The only differences therefore are the lack of the IO card and the cooling in the enclosure. I will also note that the drive is running at a pretty constant 27 degrees C, which I can monitor using SMART tools through eSATA with this setup.

I’m not trying to bash WD, nor am I trying to re-engineer a solution for people. I just wanted to find one that worked for me and which I could offer as a suggestion to other people to try. A cheap one at that!

TechieInCalgary, thanks for the response. Just to let everybody know, I only experienced the dropout/disconnect (that required a reboot to recover) when the drive sat idle for a while. I even did a check disk over the eSate connection (using a six foot eSata cable) that took all night. The check disk completed without errors found. I bet the problem is in the IO card that is housed in the WD My Book case. And it’s always better to run cooler. I just wished WD stepped up, admitted something was wrong with the drive and offered a solution. Instead, they stay silent which leads me to talk with my wallet… no more WD drives for me or my friends who ask for my advice. WD, see how that works?

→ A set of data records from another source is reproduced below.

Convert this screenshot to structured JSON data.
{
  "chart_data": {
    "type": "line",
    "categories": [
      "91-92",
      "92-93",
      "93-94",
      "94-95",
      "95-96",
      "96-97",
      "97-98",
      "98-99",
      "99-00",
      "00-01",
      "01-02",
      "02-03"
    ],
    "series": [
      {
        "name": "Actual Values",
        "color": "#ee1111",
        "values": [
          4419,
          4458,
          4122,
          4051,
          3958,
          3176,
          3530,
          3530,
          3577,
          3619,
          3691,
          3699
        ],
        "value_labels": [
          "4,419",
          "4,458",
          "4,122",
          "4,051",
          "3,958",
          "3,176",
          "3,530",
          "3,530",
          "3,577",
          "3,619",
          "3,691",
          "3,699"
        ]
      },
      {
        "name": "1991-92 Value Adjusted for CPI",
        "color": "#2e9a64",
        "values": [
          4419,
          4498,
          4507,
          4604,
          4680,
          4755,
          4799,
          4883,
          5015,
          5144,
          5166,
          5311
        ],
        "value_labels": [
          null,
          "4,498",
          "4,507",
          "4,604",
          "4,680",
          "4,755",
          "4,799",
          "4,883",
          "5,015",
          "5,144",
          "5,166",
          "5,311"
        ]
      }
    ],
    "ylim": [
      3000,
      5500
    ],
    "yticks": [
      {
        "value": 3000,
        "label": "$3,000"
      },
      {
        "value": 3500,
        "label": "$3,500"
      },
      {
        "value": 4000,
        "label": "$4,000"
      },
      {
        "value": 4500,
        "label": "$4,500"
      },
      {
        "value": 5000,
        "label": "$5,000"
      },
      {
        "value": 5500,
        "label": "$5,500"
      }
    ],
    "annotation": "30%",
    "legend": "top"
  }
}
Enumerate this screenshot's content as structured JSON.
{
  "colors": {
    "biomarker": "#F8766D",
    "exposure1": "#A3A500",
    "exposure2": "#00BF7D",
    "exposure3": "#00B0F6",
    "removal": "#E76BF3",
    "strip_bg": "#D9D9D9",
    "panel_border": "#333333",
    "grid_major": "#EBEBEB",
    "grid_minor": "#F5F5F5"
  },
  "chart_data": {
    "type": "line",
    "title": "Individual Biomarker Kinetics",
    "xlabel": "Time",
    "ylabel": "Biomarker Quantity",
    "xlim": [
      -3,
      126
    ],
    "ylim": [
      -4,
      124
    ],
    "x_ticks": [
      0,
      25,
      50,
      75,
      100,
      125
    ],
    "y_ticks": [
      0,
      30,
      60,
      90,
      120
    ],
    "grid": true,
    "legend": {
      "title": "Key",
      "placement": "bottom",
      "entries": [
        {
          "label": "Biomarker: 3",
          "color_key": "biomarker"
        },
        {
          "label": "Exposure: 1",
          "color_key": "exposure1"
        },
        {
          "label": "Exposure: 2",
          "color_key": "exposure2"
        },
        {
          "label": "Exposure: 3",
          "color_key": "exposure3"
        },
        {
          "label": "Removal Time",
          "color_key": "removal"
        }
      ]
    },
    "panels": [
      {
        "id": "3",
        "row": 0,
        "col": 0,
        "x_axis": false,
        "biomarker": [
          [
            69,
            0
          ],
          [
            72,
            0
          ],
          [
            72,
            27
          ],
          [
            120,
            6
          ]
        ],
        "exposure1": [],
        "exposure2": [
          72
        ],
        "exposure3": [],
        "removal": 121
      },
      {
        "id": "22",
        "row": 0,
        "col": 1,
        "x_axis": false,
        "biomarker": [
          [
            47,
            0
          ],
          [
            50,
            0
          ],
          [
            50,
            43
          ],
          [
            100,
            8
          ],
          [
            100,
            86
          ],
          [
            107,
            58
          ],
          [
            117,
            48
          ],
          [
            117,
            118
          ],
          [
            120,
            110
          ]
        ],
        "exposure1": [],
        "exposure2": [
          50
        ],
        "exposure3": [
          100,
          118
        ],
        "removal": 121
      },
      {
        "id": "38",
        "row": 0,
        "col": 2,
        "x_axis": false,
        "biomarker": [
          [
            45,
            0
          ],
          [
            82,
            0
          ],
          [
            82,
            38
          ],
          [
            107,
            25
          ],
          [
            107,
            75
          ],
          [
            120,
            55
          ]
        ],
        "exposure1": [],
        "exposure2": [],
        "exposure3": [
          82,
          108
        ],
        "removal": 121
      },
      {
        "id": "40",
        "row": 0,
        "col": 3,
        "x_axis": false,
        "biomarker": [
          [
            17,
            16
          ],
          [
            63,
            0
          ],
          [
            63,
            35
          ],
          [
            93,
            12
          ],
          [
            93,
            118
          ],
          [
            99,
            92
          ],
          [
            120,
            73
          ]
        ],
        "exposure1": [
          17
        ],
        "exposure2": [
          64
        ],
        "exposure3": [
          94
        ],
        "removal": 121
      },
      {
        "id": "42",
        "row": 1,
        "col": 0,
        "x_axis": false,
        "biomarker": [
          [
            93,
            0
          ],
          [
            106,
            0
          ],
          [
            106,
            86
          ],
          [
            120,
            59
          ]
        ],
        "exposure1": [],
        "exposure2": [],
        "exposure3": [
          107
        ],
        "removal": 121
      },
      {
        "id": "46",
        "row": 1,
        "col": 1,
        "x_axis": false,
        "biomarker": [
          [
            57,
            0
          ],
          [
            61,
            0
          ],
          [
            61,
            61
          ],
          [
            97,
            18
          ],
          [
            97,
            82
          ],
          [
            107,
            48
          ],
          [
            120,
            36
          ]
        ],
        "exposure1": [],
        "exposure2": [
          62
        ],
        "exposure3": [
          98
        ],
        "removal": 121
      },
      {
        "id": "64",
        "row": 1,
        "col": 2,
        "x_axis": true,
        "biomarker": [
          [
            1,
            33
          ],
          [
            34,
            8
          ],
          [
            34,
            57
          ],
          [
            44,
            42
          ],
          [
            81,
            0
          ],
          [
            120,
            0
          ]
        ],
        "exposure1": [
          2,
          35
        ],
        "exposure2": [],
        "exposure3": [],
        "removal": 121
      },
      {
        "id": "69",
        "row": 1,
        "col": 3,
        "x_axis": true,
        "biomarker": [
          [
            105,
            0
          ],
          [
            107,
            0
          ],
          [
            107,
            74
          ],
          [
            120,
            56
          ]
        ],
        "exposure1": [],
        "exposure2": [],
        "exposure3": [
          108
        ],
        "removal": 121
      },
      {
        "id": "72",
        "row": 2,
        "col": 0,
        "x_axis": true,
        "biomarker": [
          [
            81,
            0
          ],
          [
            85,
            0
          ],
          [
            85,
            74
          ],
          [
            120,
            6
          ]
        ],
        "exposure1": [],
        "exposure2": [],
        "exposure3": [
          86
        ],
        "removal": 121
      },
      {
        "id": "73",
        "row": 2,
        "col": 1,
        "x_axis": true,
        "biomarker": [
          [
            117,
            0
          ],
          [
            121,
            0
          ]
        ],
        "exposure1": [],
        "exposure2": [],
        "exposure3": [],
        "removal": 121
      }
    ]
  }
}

TechieInCalgary, thanks for your well informed speculation of the issue; it’ll probably put this thread to bed.

JofBoise

I guess the test for that would have been to take the drive and controller out of the enclosure and run it loose on the desk. That would be adequate cooling and would be one more piece of information as to whether it was cooling or not.  I don’t think I have the parts anymore to do the test though :slight_smile:

I ended up buying an enclosure from another company that supports esata, usb and has a fan (also pretty blue lights). After removing the drive out of the WD enclosure, I could see why there might have been a heat related issue. Inside is pretty packed, leaving little room for airflow, and the pads on the bottom of the enclosure really don’t allow much air to come from underneath. The think WD may have had a bug in their interface card (P/N 4060-705016-004 Rev. A) when using the SATA connector; a bug that may have been affected by heat. Also, because I’m using a different enclosure, I didn’t need the WD manager software and therefore was able to uninstall it. Less software is always better as well. It also could have contributed to the problem (and BSODs). Anyways, so far with the new enclosure, no drop outs.